C. Legally Sufficient Evidence to Convict
In his 2005 Objections, petitioner presents no new arguments to support his claim that the State did not present sufficient evidence to prove his guilt beyond a reasonable doubt. Instead, he argues that Whitfield lied in her testimony. The Court rejects these Objections. After viewing the evidence in the light most favorable to the prosecution, the Court concludes that a rational trier of fact could have credited Whitfield's testimony and discredited petitioner's testimony. See Jackson v. Virginia, 443 U.S. 307, 319 (1979); United States v. Pierce, 224 F.3d 158, 164 (2d Cir. 2000) ("A defendant shoulders a heavy burden in challenging the sufficiency of evidence supporting a conviction.").

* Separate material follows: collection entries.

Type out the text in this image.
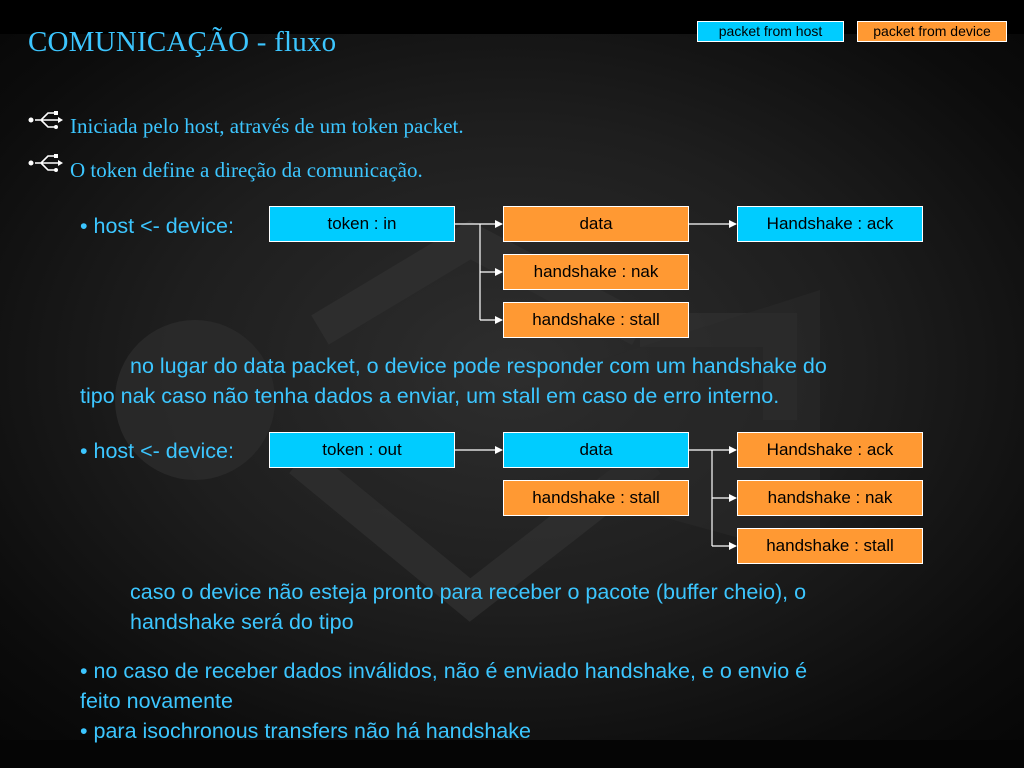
COMUNICAÇÃO - fluxo	packet from host	packet from device
Iniciada pelo host, através de um token packet.
O token define a direção da comunicação.
• host <- device:	token : in	data	Handshake : ack
handshake : nak
handshake : stall
no lugar do data packet, o device pode responder com um handshake do
tipo nak caso não tenha dados a enviar, um stall em caso de erro interno.
• host <- device:	token : out	data
handshake : stall
Handshake : ack
handshake : nak
handshake : stall
caso o device não esteja pronto para receber o pacote (buffer cheio), o
handshake será do tipo
• no caso de receber dados inválidos, não é enviado handshake, e o envio é
feito novamente
• para isochronous transfers não há handshake
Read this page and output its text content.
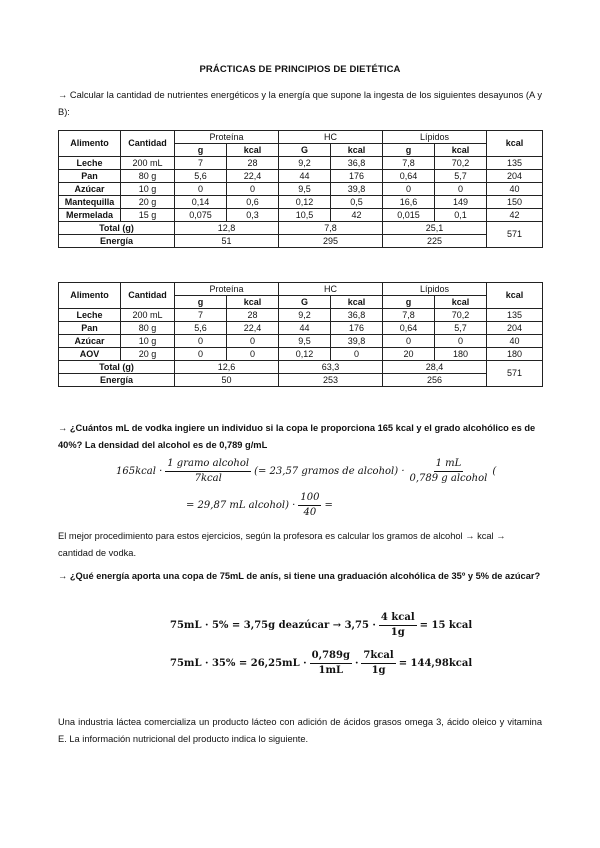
PRÁCTICAS DE PRINCIPIOS DE DIETÉTICA
→ Calcular la cantidad de nutrientes energéticos y la energía que supone la ingesta de los siguientes desayunos (A y B):
Alimento	Cantidad	Proteína		HC		Lípidos		kcal
		g	kcal	G	kcal	g	kcal	
Leche	200 mL	7	28	9,2	36,8	7,8	70,2	135
Pan	80 g	5,6	22,4	44	176	0,64	5,7	204
Azúcar	10 g	0	0	9,5	39,8	0	0	40
Mantequilla	20 g	0,14	0,6	0,12	0,5	16,6	149	150
Mermelada	15 g	0,075	0,3	10,5	42	0,015	0,1	42
Total (g)		12,8		7,8		25,1		571
Energía		51		295		225		
Alimento	Cantidad	Proteína		HC		Lípidos		kcal
		g	kcal	G	kcal	g	kcal	
Leche	200 mL	7	28	9,2	36,8	7,8	70,2	135
Pan	80 g	5,6	22,4	44	176	0,64	5,7	204
Azúcar	10 g	0	0	9,5	39,8	0	0	40
AOV	20 g	0	0	0,12	0	20	180	180
Total (g)		12,6		63,3		28,4		571
Energía		50		253		256		
→ ¿Cuántos mL de vodka ingiere un individuo si la copa le proporciona 165 kcal y el grado alcohólico es de 40%? La densidad del alcohol es de 0,789 g/mL
165kcal · $\frac{\text{1 gramo alcohol}}{\text{7kcal}}$ (= 23,57 gramos de alcohol) · $\frac{1 mL}{\text{0,789 g alcohol}}$ (
= 29,87 mL alcohol) · $\frac{100}{40}$ =
El mejor procedimiento para estos ejercicios, según la profesora es calcular los gramos de alcohol → kcal → cantidad de vodka.
→ ¿Qué energía aporta una copa de 75mL de anís, si tiene una graduación alcohólica de 35º y 5% de azúcar?
75mL · 5% = 3,75g deazúcar → $3,75 \cdot \frac{\text{4 kcal}}{1g} = 15$ kcal
$75mL \cdot 35\% = 26,25mL \cdot \frac{0,789g}{1mL} \cdot \frac{\text{7kcal}}{1g}$ = 144,98kcal
Una industria láctea comercializa un producto lácteo con adición de ácidos grasos omega 3, ácido oleico y vitamina E. La información nutricional del producto indica lo siguiente.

D. Witness Intimidation Claim
Although petitioner did not file an objection to the 2006 Report's conclusion that his witness intimidation claim is unexhausted, the Court has reviewed the record de novo and adopts the Report's conclusion that petitioner has not presented this claim to the state courts. Petitioner must exhaust his claims in state court prior to obtaining federal habeas relief. See O'Sullivan v. Boerckel, 526 U.S. 838, 840 (1999) (noting that rules of comity require that "state prisoners . . . give the state courts one full opportunity to resolve any constitutional issues by invoking one complete round of the State's established appellate review process").
For the reasons stated above, the Court adopts the Reports of Magistrate Judge Ronald L. Ellis in their entirety. The petition for a writ of habeas corpus is denied. In addition, the Court declines to issue a certificate of appealability. The petitioner has not made a substantial showing of a denial of a federal right, and appellate review is therefore not warranted. See Tankleff v. Senkowski, 135 F.3d 235, 241 (2d Cir. 1998). The Court also finds pursuant to 28 U.S.C. 1915(a)(3) that any appeal from this order would not be taken in good faith. See Coppedge v. United States, 369 U.S. 438, 445 (1962). The Clerk of Court shall dismiss this petition.